Severe COVID-19 Resembles Acute Respiratory Distress Syndrome

By Will Boggs MD

May 11, 2020

NEW YORK (Reuters Health) - Mechanically ventilated patients with COVID-19 can be managed like patients with acute respiratory distress syndrome (ARDS), according to a new report.

"In our paper, we use detailed patient-level data to show that oxygenation and lung mechanics in our patients with COVID-19 respiratory failure exist on a spectrum, are squarely consistent with 'typical' ARDS, and respond as expected to standard therapies, including prone ventilation," Dr. Jehan Alladina of Massachusetts General Hospital, in Boston, told Reuters Health by email.

As many as 20% of hospitalized patients with COVID-19 are admitted to the intensive-care unit (ICU), where as many as 88% are managed with invasive mechanical ventilation. Some reports have suggested that a significant proportion of COVID-19 respiratory failure is not the typical ARDS and warrants alternative management.

Dr. Alladina and colleagues describe the respiratory pathophysiology of 66 patients with COVID-19 who were intubated and admitted to the ICU. Of these patients, 56 (85%) met Berlin criteria for ARDS, with most having mild to moderate ARDS, the authors report in the American Journal of Respiratory and Critical Care Medicine.

On intubation, median positive end-expiratory pressure (PEEP) was 10 cm H2O, plateau pressure was 21 cm H2O, and driving pressure was 11 cm H2O. Static compliance of the respiratory system was 35 mL/cm H2O, and the estimated physiologic dead-space ratio was 0.45.

These findings are consistent with prior large cohorts of patients with ARDS, the researchers note.

Among the 31 patients who underwent prone ventilation, the median PaO2:FiO2 increased from 150 to 232 and median compliance increased from 33 to 36 mL/cm H20 after changing from supine to prone positioning.

These improvements in oxygenation and compliance with prone positioning are also consistent with prior studies of prone ventilation in early ARDS.

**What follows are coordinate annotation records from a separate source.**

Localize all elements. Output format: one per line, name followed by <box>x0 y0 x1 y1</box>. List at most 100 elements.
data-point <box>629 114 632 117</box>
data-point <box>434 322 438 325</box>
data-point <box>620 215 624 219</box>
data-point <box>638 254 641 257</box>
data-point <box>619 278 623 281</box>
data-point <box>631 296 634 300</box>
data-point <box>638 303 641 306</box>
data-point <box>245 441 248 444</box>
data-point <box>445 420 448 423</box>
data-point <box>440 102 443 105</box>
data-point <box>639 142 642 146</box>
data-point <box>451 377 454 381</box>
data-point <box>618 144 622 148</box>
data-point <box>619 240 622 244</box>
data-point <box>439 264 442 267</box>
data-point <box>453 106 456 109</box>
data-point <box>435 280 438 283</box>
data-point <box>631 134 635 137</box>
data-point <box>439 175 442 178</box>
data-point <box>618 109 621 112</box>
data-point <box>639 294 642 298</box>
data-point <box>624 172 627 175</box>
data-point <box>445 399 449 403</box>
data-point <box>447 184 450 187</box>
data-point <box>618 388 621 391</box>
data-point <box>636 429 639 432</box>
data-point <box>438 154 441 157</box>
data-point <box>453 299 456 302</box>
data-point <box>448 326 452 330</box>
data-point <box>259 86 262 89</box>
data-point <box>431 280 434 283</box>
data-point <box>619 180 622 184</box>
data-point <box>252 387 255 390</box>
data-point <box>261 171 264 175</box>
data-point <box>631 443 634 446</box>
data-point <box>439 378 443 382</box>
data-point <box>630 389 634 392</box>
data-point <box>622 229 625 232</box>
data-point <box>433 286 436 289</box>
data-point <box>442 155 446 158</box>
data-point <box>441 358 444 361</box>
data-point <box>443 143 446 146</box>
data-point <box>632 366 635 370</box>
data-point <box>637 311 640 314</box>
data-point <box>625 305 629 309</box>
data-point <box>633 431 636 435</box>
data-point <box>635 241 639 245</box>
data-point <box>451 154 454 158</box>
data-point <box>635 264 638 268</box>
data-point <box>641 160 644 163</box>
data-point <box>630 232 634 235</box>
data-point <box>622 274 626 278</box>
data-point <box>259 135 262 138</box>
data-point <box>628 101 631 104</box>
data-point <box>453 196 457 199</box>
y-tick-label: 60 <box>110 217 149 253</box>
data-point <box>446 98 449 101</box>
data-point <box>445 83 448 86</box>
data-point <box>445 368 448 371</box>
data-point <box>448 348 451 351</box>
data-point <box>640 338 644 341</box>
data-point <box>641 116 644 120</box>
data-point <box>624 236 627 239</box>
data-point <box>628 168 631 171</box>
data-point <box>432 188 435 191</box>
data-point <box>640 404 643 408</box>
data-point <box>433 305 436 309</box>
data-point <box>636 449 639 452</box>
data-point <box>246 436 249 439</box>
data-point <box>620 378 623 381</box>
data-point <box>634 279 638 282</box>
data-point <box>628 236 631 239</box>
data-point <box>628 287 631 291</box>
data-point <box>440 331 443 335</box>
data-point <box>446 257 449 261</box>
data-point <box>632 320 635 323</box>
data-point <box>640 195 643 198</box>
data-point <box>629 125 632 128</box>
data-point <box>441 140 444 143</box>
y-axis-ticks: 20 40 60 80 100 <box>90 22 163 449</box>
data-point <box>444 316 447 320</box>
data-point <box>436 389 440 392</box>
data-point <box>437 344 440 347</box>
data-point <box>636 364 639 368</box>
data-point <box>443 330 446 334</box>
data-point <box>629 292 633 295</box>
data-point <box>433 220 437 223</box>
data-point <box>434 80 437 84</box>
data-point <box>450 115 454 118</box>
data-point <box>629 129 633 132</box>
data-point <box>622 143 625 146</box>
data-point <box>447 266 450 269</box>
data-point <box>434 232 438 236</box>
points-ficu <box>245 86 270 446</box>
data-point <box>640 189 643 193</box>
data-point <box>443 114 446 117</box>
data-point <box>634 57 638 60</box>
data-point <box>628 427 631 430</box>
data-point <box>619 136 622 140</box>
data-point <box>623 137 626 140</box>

Immediately after returning to the supine position, PaO2:FiO2 was 217 and compliance was 35 mL/cm H2O, and 72 hours after initial prone ventilation, PaO2:FiO2 was 233 and compliance was 42 mL/cm H2O while supine.

After a median of 34 days of follow-up, 41 patients (62.1%) had been successfully extubated after a median duration of ventilation of 16.0 days, 50 patients (75.8%) had been discharged from the ICU, and 11 patients (16.7%) had died.

"We believe that our findings provide physiologic justification for the continued use of established ARDS therapies including low-tidal-volume ventilation," Dr. Alladina said. "(We) are highly concerned by the current discussion both in scientific journals and the lay press around abandoning these therapies. Early identification and supportive treatment that minimizes further lung injury are the only known therapeutic options that decrease mortality in ARDS, and the requisite level of evidence to change this approach should be set at the highest level."

"This is a small study with limited follow-up (although at minimum 30 days), and we need to be careful about making larger generalizations, particularly with regard to clinical outcomes," she conceded. "Moreover, our hospital has been fortunate to not have experienced as impressive of a surge as other cities and overall was not severely resource-limited. This is certainly an important factor that I don't want to downplay."

"This pandemic is a time of high anxiety and strong emotions for many, particularly for those affected directly by the disease but also for providers caring for patients," Dr. Alladina said. "There is a tendency to rely on anecdotes and a sense of urgency to do something."

"While I am certain that the biology of the novel coronavirus will continue to be better understood and am quite hopeful that we will find interventions to both prevent and treat the disease, until that time we must resist the urge to try new and unproven therapies at the expense of best supportive care and evidence-based medicine," she concluded.